第1には、巨額の開発費と多大な労力をかけて完成させた原子爆弾を実際に使用し、威力を調査する目的という説。まさに広島と長崎は原爆の実験場にされました。原爆を研究開発したマンハッタン計画は、当時のお金で約20億ドル。日本の国家予算を上回る金額です。実際に投下された広島や長崎以外に投下候補地にあがっていた京都・横浜・小倉などは、それまで空襲の被害が比較的少なく原爆の威力を調査するのに都合のよい都市が上げられ、効果を正確にみるため、決定後、これらの都市の空襲が禁止されたのも実験説を裏付けます。また投下時には、原爆の威力、爆圧、強度、熱度などを測定したとおもわれる計測器、ラジオゾンデが投下されました。戦後もABCCは被爆者をモルモットのように扱いました。
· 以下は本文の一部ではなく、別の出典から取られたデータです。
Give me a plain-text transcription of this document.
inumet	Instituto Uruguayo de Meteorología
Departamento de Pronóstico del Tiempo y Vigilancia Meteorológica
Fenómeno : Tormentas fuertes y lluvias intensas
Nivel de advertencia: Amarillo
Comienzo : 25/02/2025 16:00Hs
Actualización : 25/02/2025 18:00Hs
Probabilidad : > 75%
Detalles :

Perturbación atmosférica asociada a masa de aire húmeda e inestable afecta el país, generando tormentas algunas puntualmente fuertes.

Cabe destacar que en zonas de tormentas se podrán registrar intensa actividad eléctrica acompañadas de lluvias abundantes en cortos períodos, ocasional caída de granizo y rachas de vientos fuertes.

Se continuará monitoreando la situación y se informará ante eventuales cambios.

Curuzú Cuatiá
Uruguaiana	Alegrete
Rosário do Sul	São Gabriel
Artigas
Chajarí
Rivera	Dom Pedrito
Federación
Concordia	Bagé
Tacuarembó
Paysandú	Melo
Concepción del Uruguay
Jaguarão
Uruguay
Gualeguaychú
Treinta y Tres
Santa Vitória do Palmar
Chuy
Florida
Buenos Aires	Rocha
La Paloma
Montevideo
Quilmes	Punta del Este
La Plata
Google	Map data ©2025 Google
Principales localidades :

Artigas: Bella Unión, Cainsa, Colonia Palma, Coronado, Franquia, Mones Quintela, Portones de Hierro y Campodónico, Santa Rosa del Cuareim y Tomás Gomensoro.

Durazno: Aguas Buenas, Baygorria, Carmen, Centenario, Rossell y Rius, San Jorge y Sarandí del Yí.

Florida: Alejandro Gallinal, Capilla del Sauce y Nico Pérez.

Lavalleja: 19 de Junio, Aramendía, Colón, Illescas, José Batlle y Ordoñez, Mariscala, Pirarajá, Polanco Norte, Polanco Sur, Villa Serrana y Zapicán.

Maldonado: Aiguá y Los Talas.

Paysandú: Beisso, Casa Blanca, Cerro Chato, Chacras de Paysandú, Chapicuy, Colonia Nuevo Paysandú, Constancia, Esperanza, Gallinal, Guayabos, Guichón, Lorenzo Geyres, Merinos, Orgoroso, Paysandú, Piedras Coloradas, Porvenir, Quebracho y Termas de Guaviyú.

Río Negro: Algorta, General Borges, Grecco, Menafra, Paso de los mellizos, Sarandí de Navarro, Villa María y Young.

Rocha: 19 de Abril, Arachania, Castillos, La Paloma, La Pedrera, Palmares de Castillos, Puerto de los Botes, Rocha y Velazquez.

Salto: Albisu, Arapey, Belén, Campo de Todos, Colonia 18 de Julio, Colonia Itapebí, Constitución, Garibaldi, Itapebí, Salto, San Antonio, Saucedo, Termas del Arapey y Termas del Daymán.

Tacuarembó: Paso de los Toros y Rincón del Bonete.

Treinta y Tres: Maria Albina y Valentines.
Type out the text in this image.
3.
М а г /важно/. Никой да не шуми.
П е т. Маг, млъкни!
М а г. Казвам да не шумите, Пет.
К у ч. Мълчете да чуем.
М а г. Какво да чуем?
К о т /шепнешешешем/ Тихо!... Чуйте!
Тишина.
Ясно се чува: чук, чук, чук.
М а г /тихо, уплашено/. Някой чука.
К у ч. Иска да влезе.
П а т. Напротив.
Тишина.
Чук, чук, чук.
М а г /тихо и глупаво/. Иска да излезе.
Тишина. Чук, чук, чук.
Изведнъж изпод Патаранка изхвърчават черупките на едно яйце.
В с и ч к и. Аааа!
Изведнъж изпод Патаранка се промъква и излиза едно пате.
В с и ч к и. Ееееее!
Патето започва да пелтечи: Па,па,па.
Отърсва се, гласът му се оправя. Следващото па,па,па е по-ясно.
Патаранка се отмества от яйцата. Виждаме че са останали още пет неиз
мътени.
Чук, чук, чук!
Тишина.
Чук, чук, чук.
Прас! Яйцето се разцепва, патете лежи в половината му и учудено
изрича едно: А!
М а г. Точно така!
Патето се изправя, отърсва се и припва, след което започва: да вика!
第2には、戦争終結後のソ連に対する立場を優位にするために投下使用したという説があります。第二次世界大戦後の核軍拡競争につながることになりましたが、たいへん妥当な見方だと思います。
第3に戦争の早期終結(日本の降伏)を図り、本土上陸作戦による米兵の犠牲を避けるという説です。アメリカでは主流をなしています。たしかに、国体護持に拘り無為に時間を過ごした日本政府の責任は問われるべきですが、降伏は時間の問題でした。米国はこうした情勢を正しく理解していました。既にこの年の2月にはヤルタ会談でソ連の参戦が決まっており、7月26日にはポツダム宣言がだされています。
原爆実験の成功は7月16日です。トルーマン大統領は、この報告を、ポツダム会談のさなかで受け、投下命令は、宣言発表の前日に発せられており、ここにも、原爆の投下意図をみることができます。当時の米軍首脳のなかでさえ「原爆投下は必要なかった」の声もあります。早期終結説は受け入れ難いものです。
原爆の投下、核兵器による脅迫・使用はいかなる理由をもってしても断じて許せません。原爆は明らかに非戦闘員の大量殺戮行為です。